Medical students are frequently asked why they want to become physicians, but few are asked at the end of their careers if their expectations have been met, writes retired cardiologist Harry Graber. Thus, the Professor Emeritus and former Assistant Clinical Professor of Medicine at Ohio State University (OSU) School of Medicine decided to share his satisfying personal, spiritual and professional journey in these pages.
From recovery as a sickly, non-thriving child, to his initial career as an educator on the Navajo Reservation and volunteer medical work abroad, Graber describes the mentor relationships and spiritual calls to service that led to key decisions in his life. Eventually choosing to train for a medical career in internal medicine, he specialized in cardiology.

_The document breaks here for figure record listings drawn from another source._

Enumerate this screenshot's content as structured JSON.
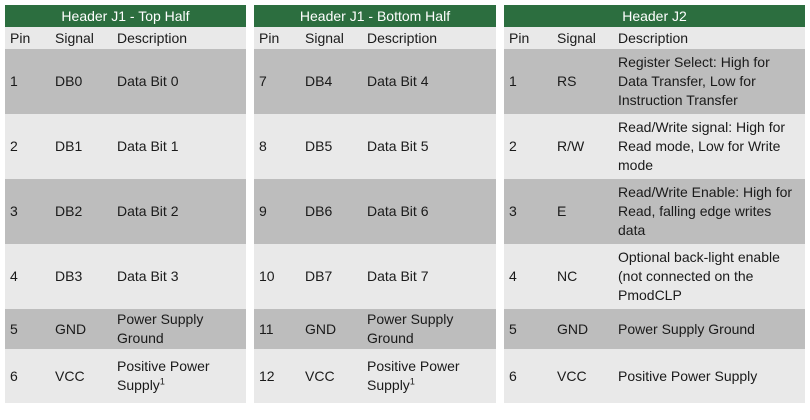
{
  "tables": [
    {
      "title": "Header J1 - Top Half",
      "columns": [
        "Pin",
        "Signal",
        "Description"
      ],
      "rows": [
        {
          "pin": "1",
          "signal": "DB0",
          "description": "Data Bit 0"
        },
        {
          "pin": "2",
          "signal": "DB1",
          "description": "Data Bit 1"
        },
        {
          "pin": "3",
          "signal": "DB2",
          "description": "Data Bit 2"
        },
        {
          "pin": "4",
          "signal": "DB3",
          "description": "Data Bit 3"
        },
        {
          "pin": "5",
          "signal": "GND",
          "description": "Power Supply Ground"
        },
        {
          "pin": "6",
          "signal": "VCC",
          "description": "Positive Power Supply",
          "footnote": "1"
        }
      ]
    },
    {
      "title": "Header J1 - Bottom Half",
      "columns": [
        "Pin",
        "Signal",
        "Description"
      ],
      "rows": [
        {
          "pin": "7",
          "signal": "DB4",
          "description": "Data Bit 4"
        },
        {
          "pin": "8",
          "signal": "DB5",
          "description": "Data Bit 5"
        },
        {
          "pin": "9",
          "signal": "DB6",
          "description": "Data Bit 6"
        },
        {
          "pin": "10",
          "signal": "DB7",
          "description": "Data Bit 7"
        },
        {
          "pin": "11",
          "signal": "GND",
          "description": "Power Supply Ground"
        },
        {
          "pin": "12",
          "signal": "VCC",
          "description": "Positive Power Supply",
          "footnote": "1"
        }
      ]
    },
    {
      "title": "Header J2",
      "columns": [
        "Pin",
        "Signal",
        "Description"
      ],
      "rows": [
        {
          "pin": "1",
          "signal": "RS",
          "description": "Register Select: High for Data Transfer, Low for Instruction Transfer"
        },
        {
          "pin": "2",
          "signal": "R/W",
          "description": "Read/Write signal: High for Read mode, Low for Write mode"
        },
        {
          "pin": "3",
          "signal": "E",
          "description": "Read/Write Enable: High for Read, falling edge writes data"
        },
        {
          "pin": "4",
          "signal": "NC",
          "description": "Optional back-light enable (not connected on the PmodCLP"
        },
        {
          "pin": "5",
          "signal": "GND",
          "description": "Power Supply Ground"
        },
        {
          "pin": "6",
          "signal": "VCC",
          "description": "Positive Power Supply"
        }
      ]
    }
  ]
}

Using patient cases—such as describing the insertion of a massive, first-generation pacemaker, or discussing a bee-sting victim who presented without a blood pressure but was successfully stabilized—he recounts his long relationship with OSU and the Mary Rutan community hospital in Bellefontaine that helped to bring state-of-the art cardiology to rural Ohio.

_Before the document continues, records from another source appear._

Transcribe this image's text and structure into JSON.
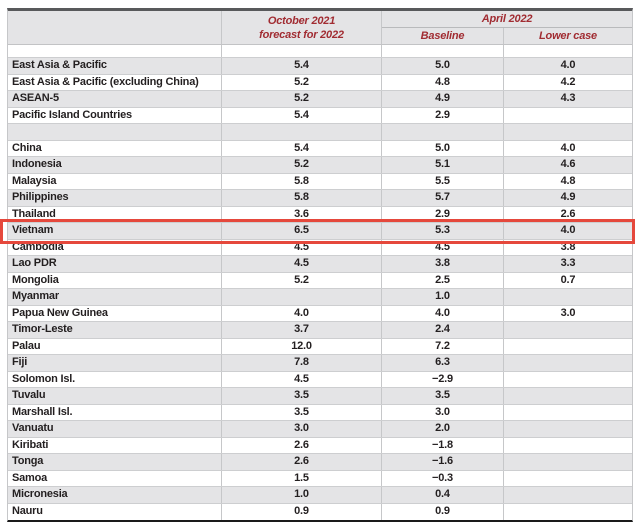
{
  "colors": {
    "header_text": "#a12c32",
    "row_shade": "#e4e4e6",
    "highlight_border": "#e5483c",
    "top_border": "#58595b",
    "bottom_border": "#1a1a1a"
  },
  "header": {
    "october_line1": "October 2021",
    "october_line2": "forecast for 2022",
    "april_group": "April 2022",
    "baseline": "Baseline",
    "lower_case": "Lower case"
  },
  "chart_data": {
    "type": "table",
    "columns": [
      "",
      "October 2021 forecast for 2022",
      "April 2022 — Baseline",
      "April 2022 — Lower case"
    ],
    "highlighted_row": "Vietnam",
    "rows": [
      {
        "spacer": true,
        "name": "",
        "oct_2021": "",
        "baseline": "",
        "lower_case": ""
      },
      {
        "name": "East Asia & Pacific",
        "oct_2021": "5.4",
        "baseline": "5.0",
        "lower_case": "4.0"
      },
      {
        "name": "East Asia & Pacific (excluding China)",
        "oct_2021": "5.2",
        "baseline": "4.8",
        "lower_case": "4.2"
      },
      {
        "name": "ASEAN-5",
        "oct_2021": "5.2",
        "baseline": "4.9",
        "lower_case": "4.3"
      },
      {
        "name": "Pacific Island Countries",
        "oct_2021": "5.4",
        "baseline": "2.9",
        "lower_case": ""
      },
      {
        "spacer": true,
        "name": "",
        "oct_2021": "",
        "baseline": "",
        "lower_case": ""
      },
      {
        "name": "China",
        "oct_2021": "5.4",
        "baseline": "5.0",
        "lower_case": "4.0"
      },
      {
        "name": "Indonesia",
        "oct_2021": "5.2",
        "baseline": "5.1",
        "lower_case": "4.6"
      },
      {
        "name": "Malaysia",
        "oct_2021": "5.8",
        "baseline": "5.5",
        "lower_case": "4.8"
      },
      {
        "name": "Philippines",
        "oct_2021": "5.8",
        "baseline": "5.7",
        "lower_case": "4.9"
      },
      {
        "name": "Thailand",
        "oct_2021": "3.6",
        "baseline": "2.9",
        "lower_case": "2.6"
      },
      {
        "name": "Vietnam",
        "oct_2021": "6.5",
        "baseline": "5.3",
        "lower_case": "4.0",
        "highlight": true
      },
      {
        "name": "Cambodia",
        "oct_2021": "4.5",
        "baseline": "4.5",
        "lower_case": "3.8"
      },
      {
        "name": "Lao PDR",
        "oct_2021": "4.5",
        "baseline": "3.8",
        "lower_case": "3.3"
      },
      {
        "name": "Mongolia",
        "oct_2021": "5.2",
        "baseline": "2.5",
        "lower_case": "0.7"
      },
      {
        "name": "Myanmar",
        "oct_2021": "",
        "baseline": "1.0",
        "lower_case": ""
      },
      {
        "name": "Papua New Guinea",
        "oct_2021": "4.0",
        "baseline": "4.0",
        "lower_case": "3.0"
      },
      {
        "name": "Timor-Leste",
        "oct_2021": "3.7",
        "baseline": "2.4",
        "lower_case": ""
      },
      {
        "name": "Palau",
        "oct_2021": "12.0",
        "baseline": "7.2",
        "lower_case": ""
      },
      {
        "name": "Fiji",
        "oct_2021": "7.8",
        "baseline": "6.3",
        "lower_case": ""
      },
      {
        "name": "Solomon Isl.",
        "oct_2021": "4.5",
        "baseline": "−2.9",
        "lower_case": ""
      },
      {
        "name": "Tuvalu",
        "oct_2021": "3.5",
        "baseline": "3.5",
        "lower_case": ""
      },
      {
        "name": "Marshall Isl.",
        "oct_2021": "3.5",
        "baseline": "3.0",
        "lower_case": ""
      },
      {
        "name": "Vanuatu",
        "oct_2021": "3.0",
        "baseline": "2.0",
        "lower_case": ""
      },
      {
        "name": "Kiribati",
        "oct_2021": "2.6",
        "baseline": "−1.8",
        "lower_case": ""
      },
      {
        "name": "Tonga",
        "oct_2021": "2.6",
        "baseline": "−1.6",
        "lower_case": ""
      },
      {
        "name": "Samoa",
        "oct_2021": "1.5",
        "baseline": "−0.3",
        "lower_case": ""
      },
      {
        "name": "Micronesia",
        "oct_2021": "1.0",
        "baseline": "0.4",
        "lower_case": ""
      },
      {
        "name": "Nauru",
        "oct_2021": "0.9",
        "baseline": "0.9",
        "lower_case": ""
      }
    ]
  }
}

Overall, he lived a life that successfully validated his desire and expectations to help patients through what he refers to as his medical “calling” and shows the medical profession in a refreshingly positive light. Graber also includes the stories of other respected physicians who share their own influences and experiences.
The author’s spiritually oriented, anecdotal reflections on a lifetime of medical achievement is told in a chronological and straightforward manner, rather than employing an artful narrative arc that would draw in general readers. (For example, he writes: “I enjoyed my three years of teaching at Studebaker School. I was well received by the principal, the teachers, and the students I taught”). As such, it would seem most suited for those closest to him: family, friends and medical colleagues. Individuals contemplating a medical career, however, may glean some insights from his optimistic look at the profession and his path to becoming a physician.